Friday, November 6, 2015

Spectre Review

There's less of a plot going on during the 140+ minute running time of Spectre than there is just a stream of ideas concocted by various individuals once they realized that MGM had gotten the film rights back to the SPECTRE organization that had fought 007 in earlier films and novels. Yes, it's cool to see the dastardly corporation of Ian Fleming's novels return to the silver screen for the first time in 44 years, but it feels like the urge to put the well-known agency into the Daniel Craig Bond films was the only thing driving the storytelling on the 24th James Bond film, fittingly titled Spectre. Looking at the entire enterprise as a whole, it's remarkable how little there actually is to chew on in terms of both substance and spectacle.

Even if you're, like the majority of the movigoing public, unaware of such behind-the-scenes developments, I'm convinced it'd be impossible to ignore the shabby story on display here, which just plods along from one sequence to the next with very little emotional depth or fun to speak of. In this go-around, the shambles of a plot that drives the entire movie is that James Bond (Daniel Craig) is on the hunt for an organization that he believes is directly tied to past foes and personal tragedies. This leads him on a National Treasure-esque expedition to find the consortium (revealed to be, of course, Spectre) responsible for the pain and suffering he and others have been caused.

Shrouding numerous points of the story (namely the villains and their motivations) in secrecy is a bold move that doesn't pay off in the slightest, sending the plot spiraling into incoherence instead of ratcheting up the tension. The problem with this approach is that not only does all of the mystery have an unsatisfying resolution, but it's hard to get invested in the middling characters that the script (credited to four writers including John Logan and Neal Purvis) presents to the audience. Since there are no stakes or individuals in the motion picture to get wrapped up, it's likely you'll be trying fighting off a nap just like James Bond fights off bad guys.

Daniel Craig seems to have, this go-around, mistaken the debonair of James Bond for aloofness, it's the only reason I can think of for why he appears to be bizarrely dazed for much of the proceedings. Joining him on this adventure is the requisite "Bond girl" Madeleine (Lea Seydoux), whose romance with our lead character is so forced you'd think a Jedi was writing up this schlock. Moneypenny (Naomie Harris) gets to help out James Bond in one chase sequence towards the start of the movie and then says maybe five words for the rest of the film.
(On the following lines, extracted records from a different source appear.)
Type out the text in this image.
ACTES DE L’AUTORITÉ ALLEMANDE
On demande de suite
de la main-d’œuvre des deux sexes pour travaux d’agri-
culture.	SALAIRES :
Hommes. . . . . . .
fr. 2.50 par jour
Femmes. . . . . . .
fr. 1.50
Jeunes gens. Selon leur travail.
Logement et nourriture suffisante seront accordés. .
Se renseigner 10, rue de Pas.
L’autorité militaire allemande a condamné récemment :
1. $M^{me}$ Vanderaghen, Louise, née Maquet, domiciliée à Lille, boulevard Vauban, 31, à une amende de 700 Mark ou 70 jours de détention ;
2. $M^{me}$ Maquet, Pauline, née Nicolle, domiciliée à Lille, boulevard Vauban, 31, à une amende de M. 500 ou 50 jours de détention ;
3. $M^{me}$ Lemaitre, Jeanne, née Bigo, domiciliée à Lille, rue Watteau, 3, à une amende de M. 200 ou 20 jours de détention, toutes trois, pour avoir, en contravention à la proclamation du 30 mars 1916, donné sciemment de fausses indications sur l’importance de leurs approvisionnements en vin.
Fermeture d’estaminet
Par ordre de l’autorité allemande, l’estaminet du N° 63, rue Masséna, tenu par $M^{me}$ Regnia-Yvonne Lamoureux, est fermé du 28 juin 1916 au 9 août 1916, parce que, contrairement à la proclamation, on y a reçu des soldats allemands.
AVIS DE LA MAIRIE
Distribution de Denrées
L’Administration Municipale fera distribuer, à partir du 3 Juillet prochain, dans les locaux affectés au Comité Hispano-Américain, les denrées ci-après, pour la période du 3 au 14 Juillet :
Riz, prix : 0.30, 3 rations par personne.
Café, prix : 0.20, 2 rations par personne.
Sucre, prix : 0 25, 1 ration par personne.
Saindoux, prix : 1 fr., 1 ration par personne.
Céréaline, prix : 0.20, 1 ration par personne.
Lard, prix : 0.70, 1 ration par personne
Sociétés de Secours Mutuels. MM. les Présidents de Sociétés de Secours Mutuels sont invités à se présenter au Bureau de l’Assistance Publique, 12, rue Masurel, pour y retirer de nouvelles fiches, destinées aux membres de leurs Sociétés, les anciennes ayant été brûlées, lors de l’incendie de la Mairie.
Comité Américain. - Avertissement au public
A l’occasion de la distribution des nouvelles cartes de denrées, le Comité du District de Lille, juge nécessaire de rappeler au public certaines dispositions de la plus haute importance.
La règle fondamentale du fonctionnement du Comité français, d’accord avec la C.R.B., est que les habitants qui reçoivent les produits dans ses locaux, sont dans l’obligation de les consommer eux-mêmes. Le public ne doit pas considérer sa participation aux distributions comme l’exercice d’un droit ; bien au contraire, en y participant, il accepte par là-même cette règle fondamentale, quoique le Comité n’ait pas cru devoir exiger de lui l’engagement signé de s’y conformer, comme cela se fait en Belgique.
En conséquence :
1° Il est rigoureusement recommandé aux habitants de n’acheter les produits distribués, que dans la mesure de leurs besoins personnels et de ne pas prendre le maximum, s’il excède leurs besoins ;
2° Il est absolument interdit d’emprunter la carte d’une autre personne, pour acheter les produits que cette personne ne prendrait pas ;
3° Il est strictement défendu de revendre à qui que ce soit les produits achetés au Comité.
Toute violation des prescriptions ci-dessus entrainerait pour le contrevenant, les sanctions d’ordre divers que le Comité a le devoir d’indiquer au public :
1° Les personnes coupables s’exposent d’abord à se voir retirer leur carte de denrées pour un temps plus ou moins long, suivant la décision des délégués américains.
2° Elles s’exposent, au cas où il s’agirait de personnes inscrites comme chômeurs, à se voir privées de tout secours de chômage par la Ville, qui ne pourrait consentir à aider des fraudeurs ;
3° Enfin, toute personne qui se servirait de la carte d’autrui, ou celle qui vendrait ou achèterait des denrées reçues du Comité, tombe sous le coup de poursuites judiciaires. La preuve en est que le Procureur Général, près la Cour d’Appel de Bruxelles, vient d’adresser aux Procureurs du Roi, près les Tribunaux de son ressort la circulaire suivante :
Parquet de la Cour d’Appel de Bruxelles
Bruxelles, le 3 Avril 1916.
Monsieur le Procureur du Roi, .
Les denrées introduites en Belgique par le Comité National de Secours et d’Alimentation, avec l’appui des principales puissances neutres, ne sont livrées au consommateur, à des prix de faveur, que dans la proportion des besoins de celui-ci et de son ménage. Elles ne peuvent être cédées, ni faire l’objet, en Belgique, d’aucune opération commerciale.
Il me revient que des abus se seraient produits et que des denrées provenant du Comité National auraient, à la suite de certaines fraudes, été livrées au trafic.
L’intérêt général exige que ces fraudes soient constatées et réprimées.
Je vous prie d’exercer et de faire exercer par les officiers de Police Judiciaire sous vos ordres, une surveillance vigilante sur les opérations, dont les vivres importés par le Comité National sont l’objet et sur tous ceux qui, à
At least Ben Whishaw as Q provides some successful laughs in his sporadic screentime.

Just as Q, Moneypenny and a Bond girl are bound to appear in a 007 feature, we also must have foes for our lead to face. This may be where Spectres failures sting the most, considering the immense amount of talent it wastes with handing out such underwritten villains to such talented actors. The majority of the physical violence James Bond faces in Spectre comes from Dave Bautista as Hinx, who  may be my favorite character in the whole movie. Once he lumbers on-screen for his first scene, Bautista has an intimidating presence mixed with a polished air (after beating up one individual, Hinx delicately takes out a handkerchief to clean up the blood on his knuckles) that's oh so interesting to watch. Trouble is, he has very little impact on the story, simply popping up thrice for fight scenes and having no overt impact on the story whatsoever. Take out the Hinx sequences from the film and there'd be no differences in the character arcs, themes, etc of the overall motion picture.

Like I said, Spectre grapples with only having concepts to work with, and not a fully fleshed out story. It doesn't seem to know how to take potentially interesting themes and turn them into a fully engrossing story. Nowhere is this issue more apparent than in the main bad guy 007 must face, Franz Oberhauser (Christoph Waltz), it turns out, is the one whose been orchestrating all of the events of the past three James Bond movies, which is such an out-of-nowhere retcon executed so poorly, that it's kind of shocking that that's not the worst part of his character. His personal motivations for hating Bond are poorly developed and border on incomprehensible, and it feels like such a waste of a great actor like Christoph Waltz to saddle him with a villain who gets barely any screentime and even less character development. C'mon Spectre, even The Green Hornet gave Waltz bad guy role a mid-life crisis to work with!

At least Sam Mendes (returning to direct from Skyfall) still knows how to shoot action sequences, though the cinematography by Hoyte Von Hoytema can't hold a candle to the exemplary work done by Roger Deakins in the last Mendes helmed 007 film. Really though, I'm shocked Mendes is the one in the directors chair of Spectre, as it's pretty much the polar opposite of the exciting and thoughtful Skyfall. If that 2012 effort showed the heights this franchise can soar to, Spectre is a shining example of what happens when Bond and his cohorts just go completely off the rails.